Gail can recite the history of the retaining wall that runs from the boardwalk all the way to Schlaet’s Point jetty at Hillspoint Road.
It was built over 70 years ago to retain the seawaters and protect the new community of homes at Compo Beach, stretching all the way to the Minuteman statue.
Since that time, sand has built up against the seawall.
A nor’easter in December 1992 caused memorable devastation on Soundview and side streets. After that storm, many residents raised the heights of their homes.
In 1998 the CBIA staged a “Save the Seawall” event to show town officials how tall the wall had once been.
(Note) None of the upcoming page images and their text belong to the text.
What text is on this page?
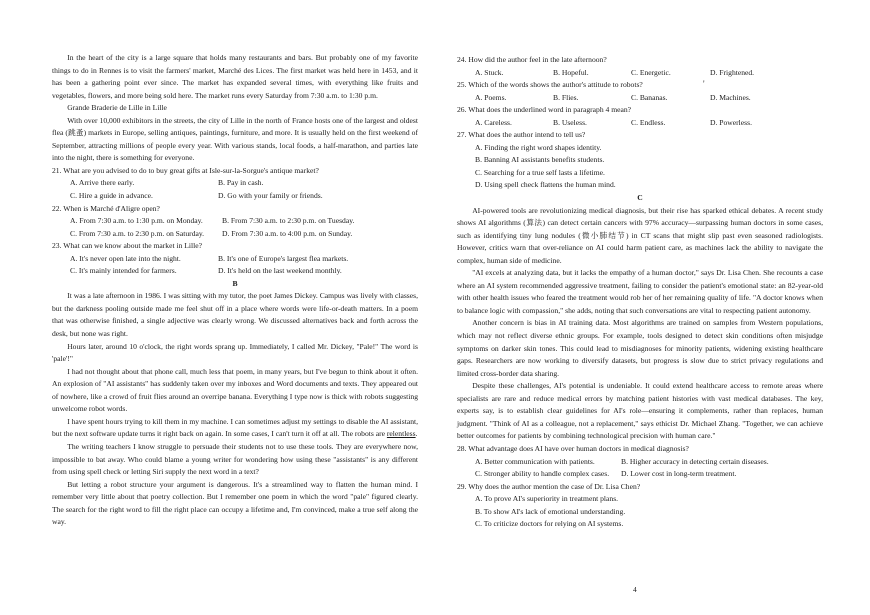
In the heart of the city is a large square that holds many restaurants and bars. But probably one of my favorite things to do in Rennes is to visit the farmers' market, Marché des Lices. The first market was held here in 1453, and it has been a gathering point ever since. The market has expanded several times, with everything like fruits and vegetables, flowers, and more being sold here. The market runs every Saturday from 7:30 a.m. to 1:30 p.m.

Grande Braderie de Lille in Lille

With over 10,000 exhibitors in the streets, the city of Lille in the north of France hosts one of the largest and oldest flea (跳蚤) markets in Europe, selling antiques, paintings, furniture, and more. It is usually held on the first weekend of September, attracting millions of people every year. With various stands, local foods, a half-marathon, and parties late into the night, there is something for everyone.

21. What are you advised to do to buy great gifts at Isle-sur-la-Sorgue's antique market?

A. Arrive there early.	B. Pay in cash.
C. Hire a guide in advance.	D. Go with your family or friends.

22. When is Marché d'Aligre open?

A. From 7:30 a.m. to 1:30 p.m. on Monday.	B. From 7:30 a.m. to 2:30 p.m. on Tuesday.
C. From 7:30 a.m. to 2:30 p.m. on Saturday.	D. From 7:30 a.m. to 4:00 p.m. on Sunday.

23. What can we know about the market in Lille?

A. It's never open late into the night.	B. It's one of Europe's largest flea markets.
C. It's mainly intended for farmers.	D. It's held on the last weekend monthly.

B

It was a late afternoon in 1986. I was sitting with my tutor, the poet James Dickey. Campus was lively with classes, but the darkness pooling outside made me feel shut off in a place where words were life-or-death matters. In a poem that was otherwise finished, a single adjective was clearly wrong. We discussed alternatives back and forth across the desk, but none was right.

Hours later, around 10 o'clock, the right words sprang up. Immediately, I called Mr. Dickey, "Pale!" The word is 'pale'!"

I had not thought about that phone call, much less that poem, in many years, but I've begun to think about it often. An explosion of "AI assistants" has suddenly taken over my inboxes and Word documents and texts. They appeared out of nowhere, like a crowd of fruit flies around an overripe banana. Everything I type now is thick with robots suggesting unwelcome robot words.

I have spent hours trying to kill them in my machine. I can sometimes adjust my settings to disable the AI assistant, but the next software update turns it right back on again. In some cases, I can't turn it off at all. The robots are relentless.

The writing teachers I know struggle to persuade their students not to use these tools. They are everywhere now, impossible to bat away. Who could blame a young writer for wondering how using these "assistants" is any different from using spell check or letting Siri supply the next word in a text?

But letting a robot structure your argument is dangerous. It's a streamlined way to flatten the human mind. I remember very little about that poetry collection. But I remember one poem in which the word "pale" figured clearly. The search for the right word to fill the right place can occupy a lifetime and, I'm convinced, make a true self along the way.

24. How did the author feel in the late afternoon?

A. Stuck.	B. Hopeful.	C. Energetic.	D. Frightened.

25. Which of the words shows the author's attitude to robots?

A. Poems.	B. Flies.	C. Bananas.	D. Machines.

26. What does the underlined word in paragraph 4 mean?

A. Careless.	B. Useless.	C. Endless.	D. Powerless.

27. What does the author intend to tell us?

A. Finding the right word shapes identity.

B. Banning AI assistants benefits students.

C. Searching for a true self lasts a lifetime.

D. Using spell check flattens the human mind.

C

AI-powered tools are revolutionizing medical diagnosis, but their rise has sparked ethical debates. A recent study shows AI algorithms (算法) can detect certain cancers with 97% accuracy—surpassing human doctors in some cases, such as identifying tiny lung nodules (微小肺结节) in CT scans that might slip past even seasoned radiologists. However, critics warn that over-reliance on AI could harm patient care, as machines lack the ability to navigate the complex, human side of medicine.

"AI excels at analyzing data, but it lacks the empathy of a human doctor," says Dr. Lisa Chen. She recounts a case where an AI system recommended aggressive treatment, failing to consider the patient's emotional state: an 82-year-old with other health issues who feared the treatment would rob her of her remaining quality of life. "A doctor knows when to balance logic with compassion," she adds, noting that such conversations are vital to respecting patient autonomy.

Another concern is bias in AI training data. Most algorithms are trained on samples from Western populations, which may not reflect diverse ethnic groups. For example, tools designed to detect skin conditions often misjudge symptoms on darker skin tones. This could lead to misdiagnoses for minority patients, widening existing healthcare gaps. Researchers are now working to diversify datasets, but progress is slow due to strict privacy regulations and limited cross-border data sharing.

Despite these challenges, AI's potential is undeniable. It could extend healthcare access to remote areas where specialists are rare and reduce medical errors by matching patient histories with vast medical databases. The key, experts say, is to establish clear guidelines for AI's role—ensuring it complements, rather than replaces, human judgment. "Think of AI as a colleague, not a replacement," says ethicist Dr. Michael Zhang. "Together, we can achieve better outcomes for patients by combining technological precision with human care."

28. What advantage does AI have over human doctors in medical diagnosis?

A. Better communication with patients.	B. Higher accuracy in detecting certain diseases.
C. Stronger ability to handle complex cases.	D. Lower cost in long-term treatment.

29. Why does the author mention the case of Dr. Lisa Chen?

A. To prove AI's superiority in treatment plans.

B. To show AI's lack of emotional understanding.

C. To criticize doctors for relying on AI systems.

'
4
Last week — in the aftermath of Hurricane Irene — Gail was meeting with her insurance adjuster. She saw a group of men at the roped-off site by the wall.
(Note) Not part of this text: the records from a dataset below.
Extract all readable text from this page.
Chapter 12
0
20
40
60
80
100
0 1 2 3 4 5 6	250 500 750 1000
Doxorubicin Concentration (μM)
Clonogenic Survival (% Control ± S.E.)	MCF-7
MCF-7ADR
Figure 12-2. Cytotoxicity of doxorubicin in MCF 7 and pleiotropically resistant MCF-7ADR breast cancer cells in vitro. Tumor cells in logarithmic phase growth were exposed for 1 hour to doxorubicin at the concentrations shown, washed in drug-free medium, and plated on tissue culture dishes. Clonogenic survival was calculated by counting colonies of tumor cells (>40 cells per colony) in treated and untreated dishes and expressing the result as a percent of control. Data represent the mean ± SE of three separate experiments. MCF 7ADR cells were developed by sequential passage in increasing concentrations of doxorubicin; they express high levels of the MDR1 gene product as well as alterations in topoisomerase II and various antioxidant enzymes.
When she asked if they were going to take the opportunity to repair and restore the entire wall — “since Mother Nature had so kindly excavated it with surgeon-like precision along its entire length,” Gail notes — they said no. They’d work only on the part that was roped off.
Gail is concerned that town officials will “do a patch job and then push sand back up against the wall to hide the cracks and crevices, leaving us with a weak little pie crust of a wall — poised and ready to find our homes and possessions in a bowl of seawater and sludge all over again.”
Town officials and the state Department of Environmental Protection have had many discussions about the seawall. Their engineers say it’s not the height of the sand that affects whether water overtops the wall — it’s the height of the water.
In other words, if tides are 12 feet above normal, they’ll be 12 feet above the normal sound height — not 12 feet above the sand. Water will flow over the wall regardless.
Water seeks its own level. So too, apparently, do storms at Compo Beach.